This is an article from Yahoo’s ‘On This Day’ series.
Michael Jackson’s song ‘Thriller’ became one of the most memorable music videos in history, propelling the album to the top of the charts.
However, the song was almost titled ‘Starlight’ or ‘Starlight Love’ when it was released on this day in 1983 in the United Kingdom, and the renowned video (with Jackson dancing with a swarm of zombies) almost didn’t happen at all owing to Jackson’s Jehovah’s Witness views.
Thriller was composed by British composer Rod Temperton, as opposed to previous songs on the album Thriller (such as Billie Jean and Beat It), which were written by Jackson himself.
Temperton was born in Cleethorpes and was working in a frozen fish factory in Grimsby when he replied to an advertisement and became the keyboardist for dance group Heatwave.
Quincy Jones saw his smash song ‘Boogie Nights’ with Heatwave and requested him to collaborate on tunes for Michael Jackson.
The song that became Thriller was originally titled ‘Starlight,’ but Jones, who had previously produced Jackson’s 20-million-selling Off The Wall, was not pleased with the title.
Temperton (dubbed ‘the Invisible Man’ for his work in the background on key singles) said that he returned to his hotel room to come up with a new title.
“I went back to the hotel, wrote two or three hundred titles, and came up with ‘Midnight Man,'” he revealed in a 2009 interview.
“I woke up the next morning and just said the word [Thriller].” ‘This is the title,’ murmured something in my thoughts.
“Imagine it at the top of the Billboard charts.” You could see the marketing for this one word, how ‘Thriller’ leaped off the page.”
Temperton said that he had always anticipated a spoken-word element in the song, and that Quincy Jones’ wife was friends with horror actor Vincent Price.
Temperton hadn’t completed penning the words he’d started in the cab on the way, so he urged his driver to go around the block again when Price arrived at the studio.
Due to a last-minute fear from Jackson about the film’s occult elements, the now-iconic video with Price’s doom-laden narration nearly didn’t happen.
John Landis, the filmmaker of American Werewolf in London, filmed the music video using 35mm film (often used for feature projects) for a rumored $900,000 budget.
“Basically, I thought about it, and my intention was to exploit Michael’s unbelievable celebrity at the time to make a theatrical short, a 14-minute short,” John Landis said. I also insisted on at least 10 days of practice time for the dancers, which is seldom done since it is so costly.”
Jackson develops whiskers and transforms into a werewolf in the video.
When top Jehovah’s Witnesses saw the press for Thriller, they told Jackson that he may be ejected from the faith, which would mean his mother would be barred from speaking to him.

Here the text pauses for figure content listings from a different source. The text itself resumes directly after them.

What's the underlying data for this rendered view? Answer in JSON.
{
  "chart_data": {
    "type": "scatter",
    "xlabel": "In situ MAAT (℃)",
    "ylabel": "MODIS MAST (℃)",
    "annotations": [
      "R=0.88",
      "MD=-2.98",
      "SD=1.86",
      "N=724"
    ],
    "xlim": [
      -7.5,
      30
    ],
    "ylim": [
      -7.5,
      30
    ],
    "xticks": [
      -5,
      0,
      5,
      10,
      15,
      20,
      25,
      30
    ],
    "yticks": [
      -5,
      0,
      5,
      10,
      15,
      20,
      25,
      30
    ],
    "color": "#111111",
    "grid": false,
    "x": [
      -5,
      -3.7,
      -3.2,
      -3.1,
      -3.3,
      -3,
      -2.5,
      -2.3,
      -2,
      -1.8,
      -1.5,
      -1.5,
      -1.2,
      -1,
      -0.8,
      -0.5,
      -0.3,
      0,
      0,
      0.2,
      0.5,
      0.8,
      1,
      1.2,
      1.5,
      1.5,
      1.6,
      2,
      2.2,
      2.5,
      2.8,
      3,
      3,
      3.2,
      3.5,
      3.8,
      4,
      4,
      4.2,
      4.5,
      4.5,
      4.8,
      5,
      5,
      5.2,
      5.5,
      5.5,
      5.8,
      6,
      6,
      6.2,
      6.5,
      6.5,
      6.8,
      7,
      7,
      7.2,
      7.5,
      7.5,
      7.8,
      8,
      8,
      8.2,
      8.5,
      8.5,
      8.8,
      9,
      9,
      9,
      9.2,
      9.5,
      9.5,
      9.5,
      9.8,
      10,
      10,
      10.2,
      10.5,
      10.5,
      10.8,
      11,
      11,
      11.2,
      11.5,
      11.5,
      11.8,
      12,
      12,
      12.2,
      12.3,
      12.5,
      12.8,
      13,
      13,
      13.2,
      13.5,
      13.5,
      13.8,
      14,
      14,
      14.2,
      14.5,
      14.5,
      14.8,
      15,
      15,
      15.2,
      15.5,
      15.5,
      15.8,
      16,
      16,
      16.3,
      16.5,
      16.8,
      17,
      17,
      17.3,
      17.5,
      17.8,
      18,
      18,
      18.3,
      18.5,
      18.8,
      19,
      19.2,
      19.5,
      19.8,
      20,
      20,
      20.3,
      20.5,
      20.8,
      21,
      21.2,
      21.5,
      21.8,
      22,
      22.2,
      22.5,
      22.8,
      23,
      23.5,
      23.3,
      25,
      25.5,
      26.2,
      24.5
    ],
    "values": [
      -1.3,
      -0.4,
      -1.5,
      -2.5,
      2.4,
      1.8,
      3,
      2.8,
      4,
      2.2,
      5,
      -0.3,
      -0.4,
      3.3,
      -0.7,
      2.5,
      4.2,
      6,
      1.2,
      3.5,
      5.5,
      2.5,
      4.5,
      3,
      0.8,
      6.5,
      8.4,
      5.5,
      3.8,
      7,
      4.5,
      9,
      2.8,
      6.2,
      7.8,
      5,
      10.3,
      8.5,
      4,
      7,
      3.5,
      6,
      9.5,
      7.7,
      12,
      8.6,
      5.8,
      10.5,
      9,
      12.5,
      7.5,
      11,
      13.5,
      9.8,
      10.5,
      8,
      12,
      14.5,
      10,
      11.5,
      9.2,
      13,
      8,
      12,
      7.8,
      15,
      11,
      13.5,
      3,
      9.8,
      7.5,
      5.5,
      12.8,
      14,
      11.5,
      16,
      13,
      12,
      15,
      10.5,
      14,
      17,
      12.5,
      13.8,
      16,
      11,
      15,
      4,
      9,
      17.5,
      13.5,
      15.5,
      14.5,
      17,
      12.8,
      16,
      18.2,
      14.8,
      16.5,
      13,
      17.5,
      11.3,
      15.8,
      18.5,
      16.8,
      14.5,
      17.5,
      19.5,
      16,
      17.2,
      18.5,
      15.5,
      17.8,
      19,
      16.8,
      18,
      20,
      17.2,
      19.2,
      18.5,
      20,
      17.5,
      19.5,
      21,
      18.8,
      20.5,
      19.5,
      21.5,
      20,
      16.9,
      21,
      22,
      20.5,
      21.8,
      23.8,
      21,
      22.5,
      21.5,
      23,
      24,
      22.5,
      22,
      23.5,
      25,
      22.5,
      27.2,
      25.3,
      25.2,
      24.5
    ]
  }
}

Jackson called his manager, John Branca, in a panic and sobbed, saying, ‘No one must ever see it.’
However, Branca urged that the picture be released with a disclaimer (an idea that Landis strongly opposed).
Finally, the film came with a disclaimer that said, ‘Due to my strong personal beliefs, ‘I desire to emphasise that this in no way encourages occult belief.’
Three years later, Jackson severed ties with the Jehovah’s Witnesses.
Jackson died in 2009 from benzodiazepine and propofol toxicity.
‘Thriller’ is still the best-selling record of all time, some four decades later.